For example, suppose we have a set of data. Instead of storing these data individually, we can store the data as an array. Arrays are a data structure used to hold data of the same type together. In this way, we can process faster and more efficiently than storing data individually.
To give another example, let’s consider a phone book. There is a name and phone number for each contact in the phone book. Instead of storing this data individually, we can use a data structure that unifies and connects each person. The name of this structure is a structure called “linked list”. In this way, we can search for contacts in the phone book more quickly and efficiently.
In short, data structures are a structured method for storing, organizing, and manipulating data. These structures are designed to process data more quickly and efficiently.

Arrays

  • Arrays is a data structure that allows fixed size data to be stored.
  • Dynamic arrays, on the other hand, are an array type whose size can be adjusted dynamically.

Linked Lists

They are structures that allow us to keep data without having to be side by side.

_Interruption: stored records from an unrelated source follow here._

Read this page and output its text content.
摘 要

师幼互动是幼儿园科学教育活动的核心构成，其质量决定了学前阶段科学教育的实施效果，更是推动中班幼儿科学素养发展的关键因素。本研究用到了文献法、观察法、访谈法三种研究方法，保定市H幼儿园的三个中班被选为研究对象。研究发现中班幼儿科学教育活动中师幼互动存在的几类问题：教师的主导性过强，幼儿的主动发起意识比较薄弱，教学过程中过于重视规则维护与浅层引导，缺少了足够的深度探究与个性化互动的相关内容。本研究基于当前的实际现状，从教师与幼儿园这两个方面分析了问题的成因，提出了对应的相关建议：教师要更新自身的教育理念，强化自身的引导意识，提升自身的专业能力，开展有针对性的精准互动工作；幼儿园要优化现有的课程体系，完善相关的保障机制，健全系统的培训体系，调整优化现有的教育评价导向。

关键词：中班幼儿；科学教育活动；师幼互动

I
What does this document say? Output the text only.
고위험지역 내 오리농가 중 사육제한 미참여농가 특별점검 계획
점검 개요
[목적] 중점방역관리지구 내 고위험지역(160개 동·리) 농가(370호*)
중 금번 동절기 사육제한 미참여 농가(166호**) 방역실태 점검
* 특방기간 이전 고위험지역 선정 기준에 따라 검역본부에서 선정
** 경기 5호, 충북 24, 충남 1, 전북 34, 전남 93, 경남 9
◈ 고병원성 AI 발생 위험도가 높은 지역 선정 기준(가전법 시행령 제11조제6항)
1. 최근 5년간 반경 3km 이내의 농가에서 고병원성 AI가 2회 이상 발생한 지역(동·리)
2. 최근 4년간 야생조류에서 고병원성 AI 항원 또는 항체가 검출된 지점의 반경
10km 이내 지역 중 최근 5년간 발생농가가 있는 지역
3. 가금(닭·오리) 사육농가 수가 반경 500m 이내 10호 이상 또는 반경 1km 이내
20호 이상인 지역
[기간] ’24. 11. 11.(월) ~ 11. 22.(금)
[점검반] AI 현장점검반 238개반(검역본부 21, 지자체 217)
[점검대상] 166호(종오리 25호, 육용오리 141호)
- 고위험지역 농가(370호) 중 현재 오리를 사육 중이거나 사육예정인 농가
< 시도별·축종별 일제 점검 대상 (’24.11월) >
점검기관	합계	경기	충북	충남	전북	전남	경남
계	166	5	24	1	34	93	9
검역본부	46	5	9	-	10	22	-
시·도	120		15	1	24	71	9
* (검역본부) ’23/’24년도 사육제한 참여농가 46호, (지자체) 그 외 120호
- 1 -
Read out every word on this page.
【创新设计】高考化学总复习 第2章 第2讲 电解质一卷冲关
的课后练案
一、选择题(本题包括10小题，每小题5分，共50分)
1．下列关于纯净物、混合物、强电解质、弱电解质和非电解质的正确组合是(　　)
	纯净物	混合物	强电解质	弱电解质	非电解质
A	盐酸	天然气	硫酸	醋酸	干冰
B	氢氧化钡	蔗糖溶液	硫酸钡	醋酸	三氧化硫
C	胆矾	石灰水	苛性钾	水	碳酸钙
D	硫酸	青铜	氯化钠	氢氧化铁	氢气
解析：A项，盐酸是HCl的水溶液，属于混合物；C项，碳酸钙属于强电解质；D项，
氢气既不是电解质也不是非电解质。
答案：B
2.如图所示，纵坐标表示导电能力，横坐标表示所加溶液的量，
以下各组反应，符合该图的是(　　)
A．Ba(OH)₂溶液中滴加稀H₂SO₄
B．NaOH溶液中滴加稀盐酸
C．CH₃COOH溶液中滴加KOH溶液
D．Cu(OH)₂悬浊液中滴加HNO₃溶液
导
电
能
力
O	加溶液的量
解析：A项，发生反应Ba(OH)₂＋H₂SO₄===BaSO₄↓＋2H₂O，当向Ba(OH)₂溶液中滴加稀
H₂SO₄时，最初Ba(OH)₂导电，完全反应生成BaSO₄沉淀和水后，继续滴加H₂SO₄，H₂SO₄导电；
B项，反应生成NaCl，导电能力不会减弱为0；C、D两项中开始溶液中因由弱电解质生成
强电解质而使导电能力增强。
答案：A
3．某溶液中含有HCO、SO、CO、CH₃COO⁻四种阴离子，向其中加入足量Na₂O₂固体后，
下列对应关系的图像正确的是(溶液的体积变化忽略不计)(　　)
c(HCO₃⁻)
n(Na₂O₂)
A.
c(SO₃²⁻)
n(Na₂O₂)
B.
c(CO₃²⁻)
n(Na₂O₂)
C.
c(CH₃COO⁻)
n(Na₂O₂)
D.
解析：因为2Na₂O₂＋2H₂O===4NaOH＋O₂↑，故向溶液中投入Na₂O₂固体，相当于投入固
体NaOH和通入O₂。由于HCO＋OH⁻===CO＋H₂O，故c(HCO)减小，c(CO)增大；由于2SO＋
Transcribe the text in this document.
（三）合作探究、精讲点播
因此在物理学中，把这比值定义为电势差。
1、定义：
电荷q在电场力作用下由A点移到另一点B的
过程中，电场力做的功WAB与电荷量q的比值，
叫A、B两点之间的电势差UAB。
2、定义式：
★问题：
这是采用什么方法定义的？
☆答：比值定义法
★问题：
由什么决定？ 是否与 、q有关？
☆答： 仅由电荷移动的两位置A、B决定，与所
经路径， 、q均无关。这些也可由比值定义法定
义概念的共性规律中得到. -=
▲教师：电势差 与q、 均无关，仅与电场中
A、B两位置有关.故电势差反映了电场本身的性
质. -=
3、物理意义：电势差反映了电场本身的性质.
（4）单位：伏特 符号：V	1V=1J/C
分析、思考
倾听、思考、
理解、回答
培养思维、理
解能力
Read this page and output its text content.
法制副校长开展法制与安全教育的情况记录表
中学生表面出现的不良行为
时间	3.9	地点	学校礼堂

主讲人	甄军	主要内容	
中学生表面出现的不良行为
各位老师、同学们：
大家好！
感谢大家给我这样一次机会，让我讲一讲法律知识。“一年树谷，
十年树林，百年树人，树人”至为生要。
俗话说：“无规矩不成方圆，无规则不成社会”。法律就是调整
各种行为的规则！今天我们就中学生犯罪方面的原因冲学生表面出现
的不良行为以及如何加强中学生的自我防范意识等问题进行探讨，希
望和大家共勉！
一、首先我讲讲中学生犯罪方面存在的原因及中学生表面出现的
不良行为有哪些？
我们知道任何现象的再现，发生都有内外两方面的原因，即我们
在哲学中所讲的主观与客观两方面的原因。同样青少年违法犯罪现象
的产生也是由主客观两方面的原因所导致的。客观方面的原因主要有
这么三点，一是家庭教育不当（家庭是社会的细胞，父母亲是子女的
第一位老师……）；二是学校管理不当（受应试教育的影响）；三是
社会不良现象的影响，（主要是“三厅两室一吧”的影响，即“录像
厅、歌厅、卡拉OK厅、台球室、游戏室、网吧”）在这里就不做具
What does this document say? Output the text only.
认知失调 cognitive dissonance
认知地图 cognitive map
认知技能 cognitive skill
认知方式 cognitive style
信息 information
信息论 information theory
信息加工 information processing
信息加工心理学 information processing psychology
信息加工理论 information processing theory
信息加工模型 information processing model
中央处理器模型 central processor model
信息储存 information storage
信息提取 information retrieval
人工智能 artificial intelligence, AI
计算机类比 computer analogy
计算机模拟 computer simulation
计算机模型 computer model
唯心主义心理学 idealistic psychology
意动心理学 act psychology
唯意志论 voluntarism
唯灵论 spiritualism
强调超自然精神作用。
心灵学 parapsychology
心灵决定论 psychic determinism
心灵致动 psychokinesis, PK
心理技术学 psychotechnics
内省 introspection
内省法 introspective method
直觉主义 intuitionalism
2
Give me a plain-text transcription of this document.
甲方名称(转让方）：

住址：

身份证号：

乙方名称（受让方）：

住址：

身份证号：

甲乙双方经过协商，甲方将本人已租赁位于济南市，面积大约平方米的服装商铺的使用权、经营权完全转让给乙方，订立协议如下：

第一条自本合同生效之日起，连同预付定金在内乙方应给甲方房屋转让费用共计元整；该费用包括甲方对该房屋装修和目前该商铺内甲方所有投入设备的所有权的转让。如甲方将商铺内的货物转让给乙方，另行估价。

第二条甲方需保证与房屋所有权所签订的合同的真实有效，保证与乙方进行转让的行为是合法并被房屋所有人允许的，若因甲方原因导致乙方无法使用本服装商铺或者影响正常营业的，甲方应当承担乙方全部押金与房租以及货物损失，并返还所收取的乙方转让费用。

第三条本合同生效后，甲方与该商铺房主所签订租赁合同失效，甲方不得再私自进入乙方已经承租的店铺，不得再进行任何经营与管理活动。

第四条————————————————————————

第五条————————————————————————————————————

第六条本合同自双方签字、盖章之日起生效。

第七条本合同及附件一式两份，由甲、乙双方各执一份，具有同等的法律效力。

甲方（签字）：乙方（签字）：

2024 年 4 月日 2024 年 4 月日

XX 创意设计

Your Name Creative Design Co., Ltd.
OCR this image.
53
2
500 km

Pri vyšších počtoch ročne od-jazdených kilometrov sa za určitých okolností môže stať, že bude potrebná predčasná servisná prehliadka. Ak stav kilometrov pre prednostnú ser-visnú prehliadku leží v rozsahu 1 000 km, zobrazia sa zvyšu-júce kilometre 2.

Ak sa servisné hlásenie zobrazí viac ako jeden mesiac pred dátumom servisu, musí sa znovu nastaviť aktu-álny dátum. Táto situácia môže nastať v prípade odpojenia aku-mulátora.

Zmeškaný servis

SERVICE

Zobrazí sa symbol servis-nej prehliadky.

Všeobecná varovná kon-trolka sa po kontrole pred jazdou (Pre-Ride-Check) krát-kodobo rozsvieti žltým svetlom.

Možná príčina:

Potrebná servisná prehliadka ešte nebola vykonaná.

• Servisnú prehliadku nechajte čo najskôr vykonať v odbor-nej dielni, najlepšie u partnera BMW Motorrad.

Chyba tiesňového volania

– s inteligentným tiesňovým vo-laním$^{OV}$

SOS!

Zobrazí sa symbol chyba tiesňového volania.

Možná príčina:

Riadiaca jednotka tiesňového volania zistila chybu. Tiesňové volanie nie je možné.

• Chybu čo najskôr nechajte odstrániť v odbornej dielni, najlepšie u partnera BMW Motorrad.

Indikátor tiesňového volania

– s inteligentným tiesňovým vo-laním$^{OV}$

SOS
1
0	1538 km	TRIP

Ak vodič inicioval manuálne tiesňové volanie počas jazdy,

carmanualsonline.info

We do not need to open a new area in memory for the new element. In this scenario, unlike Array, the data may be distributed in the memory, but the last element has to give its address to the previous element.

Linked List and Array Comparison:

Array:

  1. Data is stored in sequential memory blocks.
  2. Elements can be accessed directly.
  3. It provides a more organized layout in memory and provides faster access. Reaching any element takes the same time (Random Access)
  4. Its dimensions are static, that is, its dimensions cannot be changed while the program is running. Suitable for static situations.
  5. Adding or removing elements may require resizing, which can be costly.
  6. Arrays take up less memory because they only hold elements.

Linked List:

  1. Data is stored in a linked structure called nodes.
  2. Nodes contain a data item and the address (pointer) of the next node.
  3. In order to go to the element we want to reach in the Linked-List, we need to visit the connected elements.
  4. Its dimensions are dynamic, that is, its dimensions can be changed while the program is running. It is better for use in cases where Add-Subtraction is excessive.
  5. Accessing the elements requires going through them, which can be a time-consuming process.
  6. Linked-Lists take up more memory because they hold addresses together with the element.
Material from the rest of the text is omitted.